Diafragma 2.8
Paco Guerrero
De lección
El primer cuarto del siglo XXI ha sido extraordinariamente convulso en las relaciones internacionales. El anunciado fin de la historia que predicaba Fukuyama al final del siglo XX resultó ser una falacia. En su conocido ensayo, Fukuyama consideraba que el fin de la historia significaría el fin de las guerras y las revoluciones sangrientas; en adelante, pensaba, la humanidad cubriría sus necesidades a través de la actividad económica sin tener que arriesgar las vidas en el campo de batalla. Por supuesto, es necesario el contexto para entender este argumento. La caída de la Unión Soviética y el consiguiente fin de la guerra fría abrían una nueva etapa de colaboración inédita desde el final de la Segunda Guerra Mundial.

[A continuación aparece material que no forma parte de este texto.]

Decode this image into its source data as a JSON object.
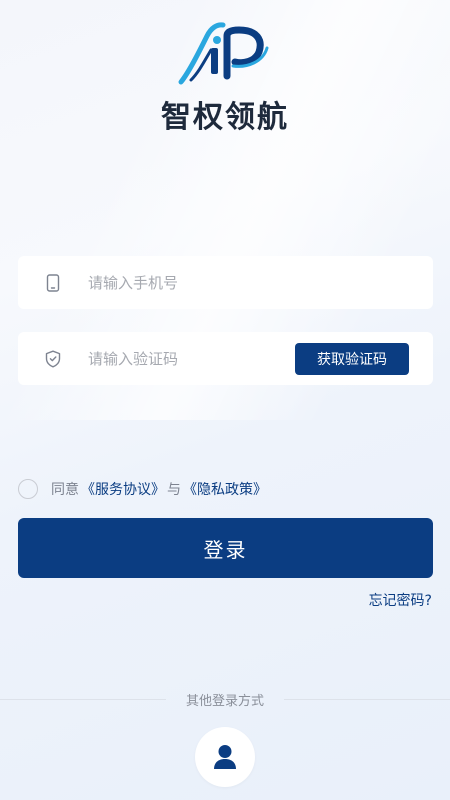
{
  "app": {
    "logo_text": "iP",
    "title": "智权领航"
  },
  "form": {
    "phone": {
      "placeholder": "请输入手机号",
      "value": "",
      "icon": "phone-icon"
    },
    "code": {
      "placeholder": "请输入验证码",
      "value": "",
      "icon": "shield-icon",
      "get_code_label": "获取验证码"
    }
  },
  "agreement": {
    "checked": false,
    "prefix": "同意",
    "service_link": "《服务协议》",
    "joiner": "与",
    "privacy_link": "《隐私政策》"
  },
  "actions": {
    "login_label": "登录",
    "forgot_label": "忘记密码?"
  },
  "other_login": {
    "label": "其他登录方式",
    "icon": "user-icon"
  },
  "colors": {
    "primary": "#0b3d82",
    "logo_blue": "#2aa7df",
    "title": "#1e2a3c",
    "placeholder": "#a6a9b0"
  }
}
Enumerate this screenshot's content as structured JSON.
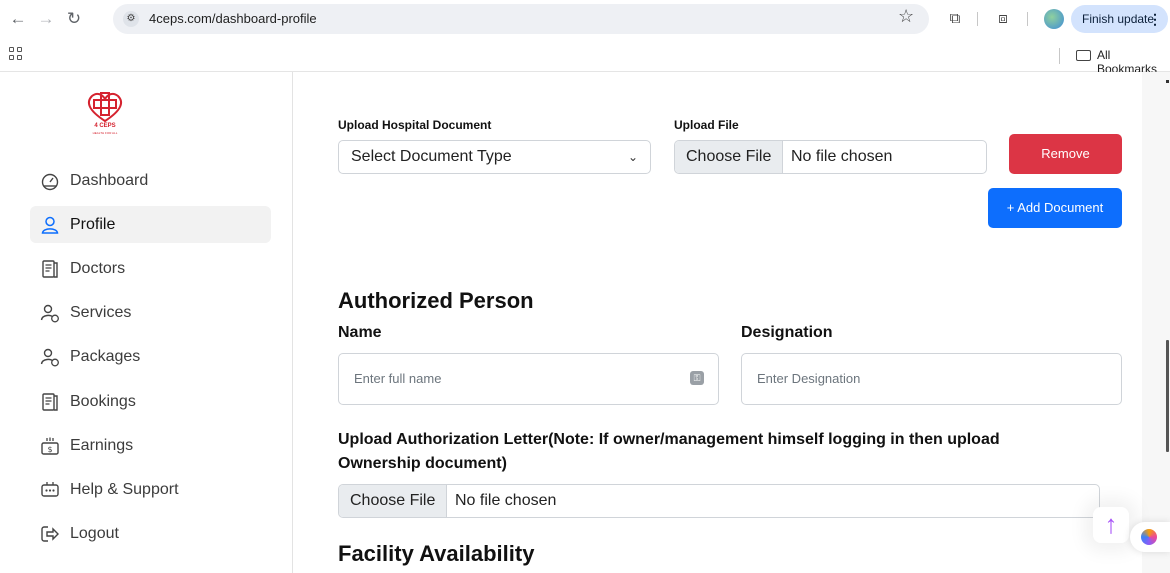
{
  "browser": {
    "url": "4ceps.com/dashboard-profile",
    "finish_update": "Finish update",
    "bookmarks_label": "All Bookmarks"
  },
  "sidebar": {
    "logo_text": "4 CEPS",
    "logo_sub": "HEALTH FOR ALL",
    "items": [
      {
        "label": "Dashboard",
        "icon": "dashboard-icon"
      },
      {
        "label": "Profile",
        "icon": "user-icon",
        "active": true
      },
      {
        "label": "Doctors",
        "icon": "document-icon"
      },
      {
        "label": "Services",
        "icon": "user-shield-icon"
      },
      {
        "label": "Packages",
        "icon": "user-shield-icon"
      },
      {
        "label": "Bookings",
        "icon": "document-icon"
      },
      {
        "label": "Earnings",
        "icon": "cash-icon"
      },
      {
        "label": "Help & Support",
        "icon": "chat-icon"
      },
      {
        "label": "Logout",
        "icon": "logout-icon"
      }
    ]
  },
  "hospital_doc": {
    "upload_label": "Upload Hospital Document",
    "select_value": "Select Document Type",
    "file_label": "Upload File",
    "choose_file": "Choose File",
    "no_file": "No file chosen",
    "remove": "Remove",
    "add_document": "+ Add Document"
  },
  "authorized": {
    "heading": "Authorized Person",
    "name_label": "Name",
    "name_placeholder": "Enter full name",
    "designation_label": "Designation",
    "designation_placeholder": "Enter Designation",
    "letter_label": "Upload Authorization Letter(Note: If owner/management himself logging in then upload Ownership document)",
    "choose_file": "Choose File",
    "no_file": "No file chosen"
  },
  "facility": {
    "heading": "Facility Availability"
  },
  "colors": {
    "primary": "#0d6efd",
    "danger": "#dc3545",
    "brand": "#d5232f"
  }
}
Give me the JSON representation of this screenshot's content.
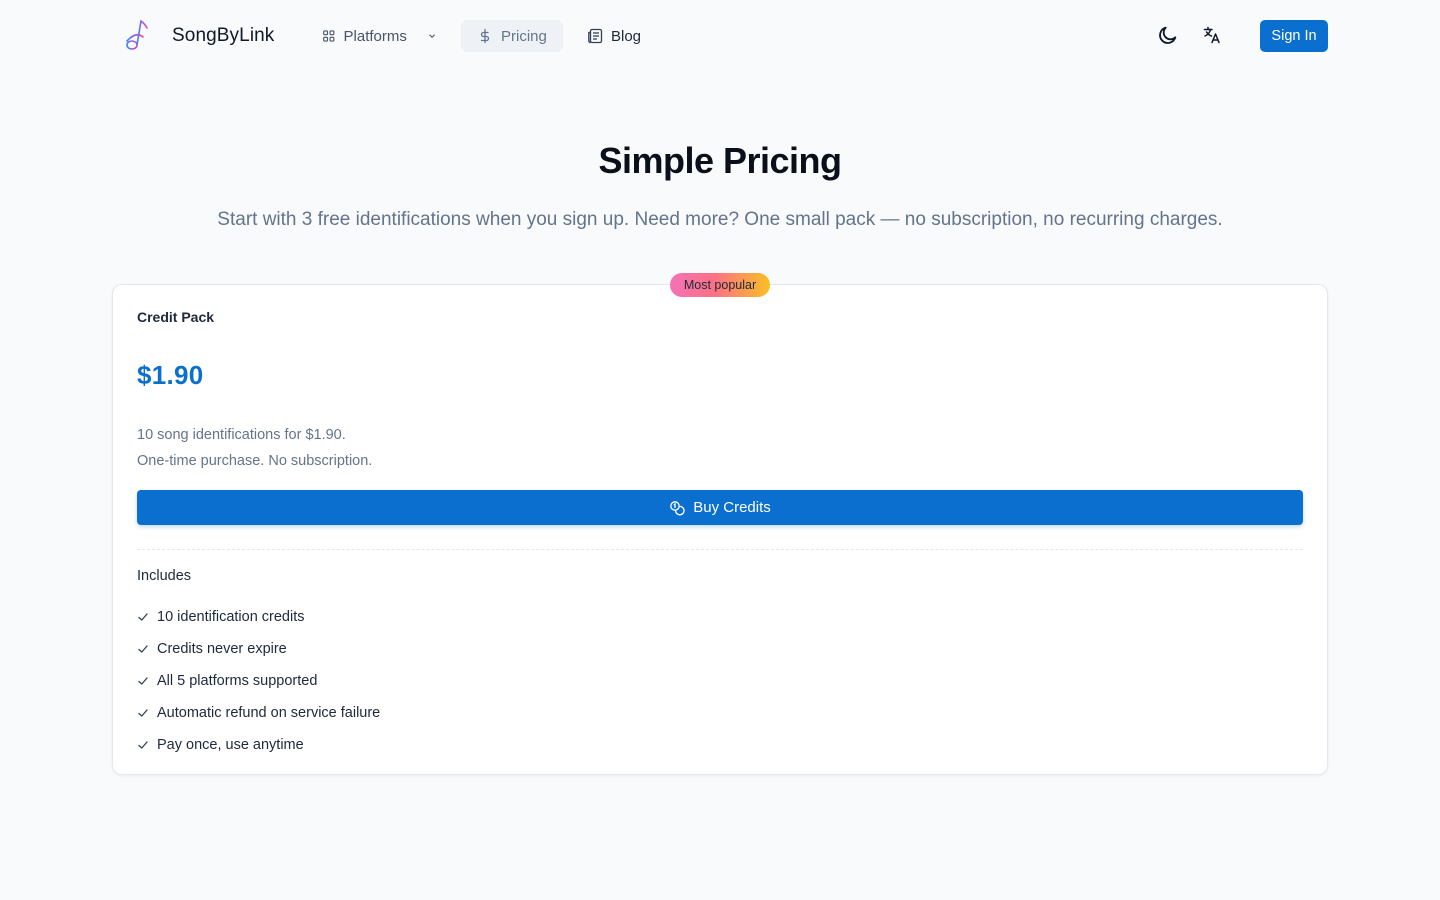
{
  "header": {
    "logo_text": "SongByLink",
    "nav": [
      {
        "label": "Platforms",
        "icon": "grid-icon"
      },
      {
        "label": "Pricing",
        "icon": "dollar-icon"
      },
      {
        "label": "Blog",
        "icon": "newspaper-icon"
      }
    ],
    "sign_in_label": "Sign In"
  },
  "hero": {
    "title": "Simple Pricing",
    "subtitle": "Start with 3 free identifications when you sign up. Need more? One small pack — no subscription, no recurring charges."
  },
  "card": {
    "badge": "Most popular",
    "plan_name": "Credit Pack",
    "price": "$1.90",
    "desc_line1": "10 song identifications for $1.90.",
    "desc_line2": "One-time purchase. No subscription.",
    "buy_label": "Buy Credits",
    "includes_label": "Includes",
    "features": [
      "10 identification credits",
      "Credits never expire",
      "All 5 platforms supported",
      "Automatic refund on service failure",
      "Pay once, use anytime"
    ]
  },
  "colors": {
    "accent": "#0b6fd0",
    "background": "#f8fafc",
    "badge_gradient": [
      "#f472b6",
      "#fb7185",
      "#fbbf24"
    ]
  }
}
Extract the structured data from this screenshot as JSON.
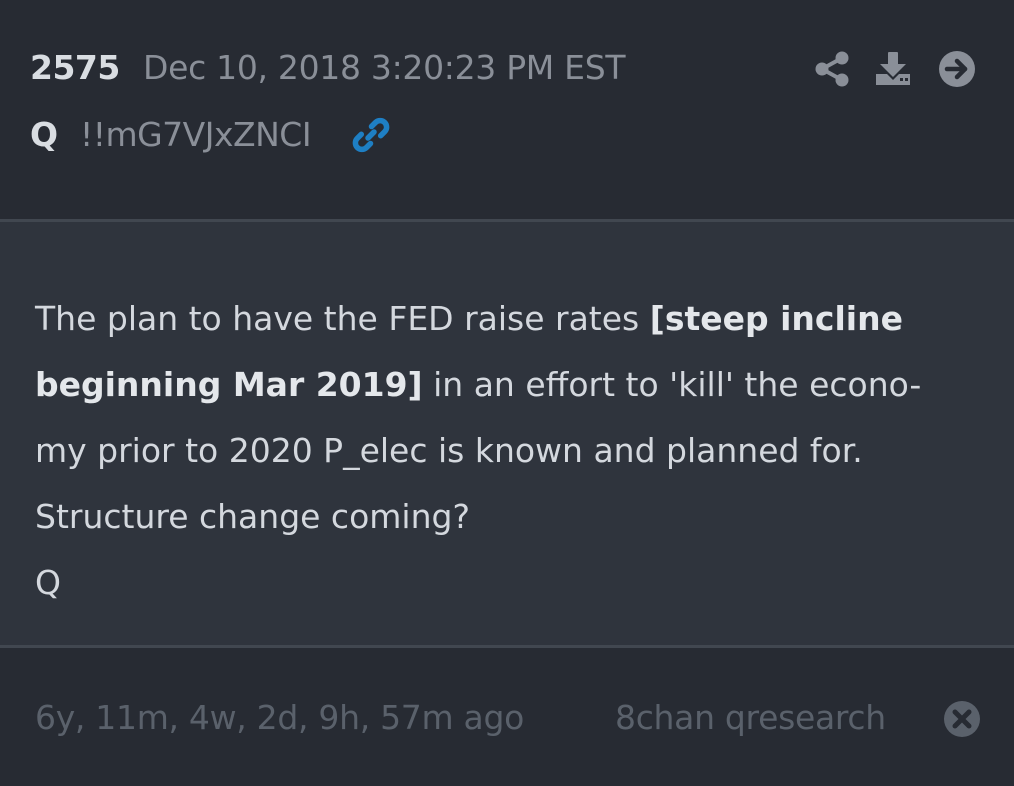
{
  "post": {
    "number": "2575",
    "date": "Dec 10, 2018 3:20:23 PM EST",
    "author": "Q",
    "tripcode": "!!mG7VJxZNCI",
    "message_lines": [
      {
        "before": "The plan to have the FED raise rates ",
        "bold": "[steep incline",
        "after": ""
      },
      {
        "before": "",
        "bold": "beginning Mar 2019]",
        "after": " in an effort to 'kill' the econo-"
      },
      {
        "before": "my prior to 2020 P_elec is known and planned for.",
        "bold": "",
        "after": ""
      },
      {
        "before": "Structure change coming?",
        "bold": "",
        "after": ""
      },
      {
        "before": "Q",
        "bold": "",
        "after": ""
      }
    ]
  },
  "footer": {
    "time_ago": "6y, 11m, 4w, 2d, 9h, 57m ago",
    "source": "8chan qresearch"
  },
  "icons": {
    "link": "link-icon",
    "share": "share-icon",
    "download": "download-icon",
    "navigate": "arrow-right-circle-icon",
    "close": "close-circle-icon"
  },
  "colors": {
    "background": "#272b33",
    "body_panel": "#2f343d",
    "divider": "#414750",
    "link_accent": "#1e7fc4",
    "icon_gray": "#8a8f98",
    "muted_text": "#5a616b"
  }
}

El Consejo de Seguridad que había estado permanentemente bloqueado por el derecho de veto empezaba a funcionar y se alumbraron nuevas instituciones internacionales, como la Corte Penal Internacional, que anunciaban un nuevo orden. Sin embargo, este fin de la historia fue un breve paréntesis y pronto el ardor guerrero de Bush y sus secuaces que se retroalimentaron del fanatismo religioso de Al Quaeda sacudieron las esperanzas de un orden basado en la paz y seguridad. Putin no tardó mucho en tomar nota y seguir los pasos de las nuevas directrices de Bush y su cohorte de tontos útiles (Blair, Aznar, etc.). El comienzo del siglo XXI fue testigo de sacudidas sistémicas al que se unieron importantes crisis económicas, sociales y sanitarias. A pesar del fracaso del intento de una Constitución europea en 2004, la UE ha resistido razonablemente bien estos embates. Ahora bien, lastrada por la necesidad de unanimidad en ámbitos claves, sus avances han sido desesperadamente lentos y parcialmente ineficaces. Especialmente es visible esta lentitud en la dificultad de implementación de una política exterior y de seguridad común. Apoyada en el pilar americano en las relaciones transatlánticas y con una muy ingenua dependencia del gas barato procedente de Rusia no ha terminado de arrancar esa añorada independencia estratégica de la UE que tanto ha reivindicado Borrell. No obstante, dos factores clave, al este y al oeste, pueden proporcionar un punto de inflexión en la evolución de la integración europea.
Por un lado, la amenaza real que representa el neoimperialismo agresivo de Putin en las fronteras del este europeo. Por otro, en el oeste, el desmantelamiento de la democracia estadounidense en su proceso de transformación en una plutocracia despótica conducida por una oligarquía narcisista e ignorante. Estos dos factores coadyuvan a una necesaria y profunda transformación de la UE que le debe conducir a una mayor integración en la definición de una política exterior verdaderamente común con estructuras de defensa propiamente europeas sin dependencias.